I am looking for pointers to and names of computational approaches to solve a binary matrix optimization problem of:
$$ minimize: ||\mathbf{X}\mathbf{Y} - \mathbf{T}||_{L1} $$ where $\mathbf{X}$ and $\mathbf{Y}$ are binary matrices and the definition of the matrix multiplication allows for integers (is not mod-2).
- $\mathbf{X}$ is $\{0,1\}^{H \times M}$
- $\mathbf{Y}$ is $\{0,1\}^{M \times W}$
- $\mathbf{T}$ is $[\![0,N]\!]^{H \times W}$
The only known is $\mathbf{T}$. The $M$ dimension of $\mathbf{X}$, $\mathbf{Y}$ is not set and can "grow" for a better solution. Eventually, there may be a desire to find an optimal smallest size of the M dimension of $\mathbf{X}$, $\mathbf{Y}$ with a given value of the objective function.
One approach I have considered is that the dimension $M$ is set by the largest value in $\mathbf{T}$ and the corresponding elements in $\mathbf{X}$, $\mathbf{Y}$ are initialized to $1$ and then an optimization algorithm begins. In this case, would I consider a vector input to an optimization algorithm (e.g. scipy.optimize.minimize) and reshape this $1 \times (H*M+W*M)$ vector into matrices when evaluating the objective function?
I have looked at the following computational packages but am not sure of the best functions within those packages:
- YALMIP: MATLAB package for optimization and linear programming.

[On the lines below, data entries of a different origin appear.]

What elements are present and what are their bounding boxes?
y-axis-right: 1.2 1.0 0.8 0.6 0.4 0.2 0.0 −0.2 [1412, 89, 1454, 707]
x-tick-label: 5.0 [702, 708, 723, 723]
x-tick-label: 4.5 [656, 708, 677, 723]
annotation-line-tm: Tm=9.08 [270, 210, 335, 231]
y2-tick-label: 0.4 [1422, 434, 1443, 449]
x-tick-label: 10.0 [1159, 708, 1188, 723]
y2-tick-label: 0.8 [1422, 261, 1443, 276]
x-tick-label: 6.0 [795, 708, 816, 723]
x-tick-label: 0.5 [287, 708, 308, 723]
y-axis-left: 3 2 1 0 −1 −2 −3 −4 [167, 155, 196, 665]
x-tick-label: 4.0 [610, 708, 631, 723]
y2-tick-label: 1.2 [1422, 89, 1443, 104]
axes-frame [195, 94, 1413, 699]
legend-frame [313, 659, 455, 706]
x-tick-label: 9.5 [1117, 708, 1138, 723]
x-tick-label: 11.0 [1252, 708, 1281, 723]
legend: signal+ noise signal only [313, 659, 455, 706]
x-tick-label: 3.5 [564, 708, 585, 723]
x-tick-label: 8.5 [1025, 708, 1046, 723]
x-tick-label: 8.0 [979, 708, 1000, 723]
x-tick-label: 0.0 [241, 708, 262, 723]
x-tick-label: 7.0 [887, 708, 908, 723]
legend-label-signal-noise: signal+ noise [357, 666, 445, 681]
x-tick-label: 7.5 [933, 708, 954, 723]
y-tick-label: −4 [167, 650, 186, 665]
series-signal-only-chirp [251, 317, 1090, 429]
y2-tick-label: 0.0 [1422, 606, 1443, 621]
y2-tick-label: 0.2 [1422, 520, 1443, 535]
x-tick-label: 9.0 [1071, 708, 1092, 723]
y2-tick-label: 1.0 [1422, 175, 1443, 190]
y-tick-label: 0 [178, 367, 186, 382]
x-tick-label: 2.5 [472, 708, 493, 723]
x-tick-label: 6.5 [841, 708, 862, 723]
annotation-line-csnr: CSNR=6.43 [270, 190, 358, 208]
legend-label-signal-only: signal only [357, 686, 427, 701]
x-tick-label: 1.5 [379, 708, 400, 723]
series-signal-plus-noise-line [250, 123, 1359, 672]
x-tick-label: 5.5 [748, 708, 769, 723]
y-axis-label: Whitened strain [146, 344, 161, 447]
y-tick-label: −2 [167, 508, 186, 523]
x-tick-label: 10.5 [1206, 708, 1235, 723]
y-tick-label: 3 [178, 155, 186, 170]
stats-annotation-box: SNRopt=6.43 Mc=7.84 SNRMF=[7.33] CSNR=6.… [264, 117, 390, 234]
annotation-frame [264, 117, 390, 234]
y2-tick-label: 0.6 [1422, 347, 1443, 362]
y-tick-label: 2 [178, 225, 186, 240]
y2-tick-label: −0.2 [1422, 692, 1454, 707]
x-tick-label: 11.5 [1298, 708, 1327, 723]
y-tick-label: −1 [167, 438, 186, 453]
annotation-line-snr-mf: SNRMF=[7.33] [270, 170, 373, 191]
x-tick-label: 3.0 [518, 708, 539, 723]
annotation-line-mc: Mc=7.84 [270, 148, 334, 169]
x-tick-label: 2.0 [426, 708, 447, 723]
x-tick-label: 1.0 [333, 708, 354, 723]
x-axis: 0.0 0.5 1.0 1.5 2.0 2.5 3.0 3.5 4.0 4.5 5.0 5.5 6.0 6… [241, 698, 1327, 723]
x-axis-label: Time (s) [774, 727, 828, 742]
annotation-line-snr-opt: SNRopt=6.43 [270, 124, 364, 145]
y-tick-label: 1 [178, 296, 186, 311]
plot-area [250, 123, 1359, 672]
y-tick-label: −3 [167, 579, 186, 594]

- Python package cvxopt specifically ilp from cvxopt.glpk
- scipy.optimize.minimize with bounds
I have also considered solving for $\textbf{X}$ (or $\textbf{Y}$) as all positive reals (constrained by some maximum) and then converting $\textbf{X}$ to a binary matrix by growing the M dimension of $\textbf{X}$ based on a "resolution of the discretization". For example, if a matrix element was found to be 0.50 and the resolution is set to 0.1 the resulting binary A matrix would have a run of 5 1s. To use this approach I would solve for the $\textbf{X}$ after an in random guess for $\textbf{Y}$ using a conventional matrix multiplication solver from numpy such as
> Y = np.random.randint(2,size=(3,4))
> Y_pinv = np.linalg.pinv(Y)
> X = np.dot(T, Y_pinv)
Yet, since $\textbf{Y}$ is not optimized the solution is far from optimal.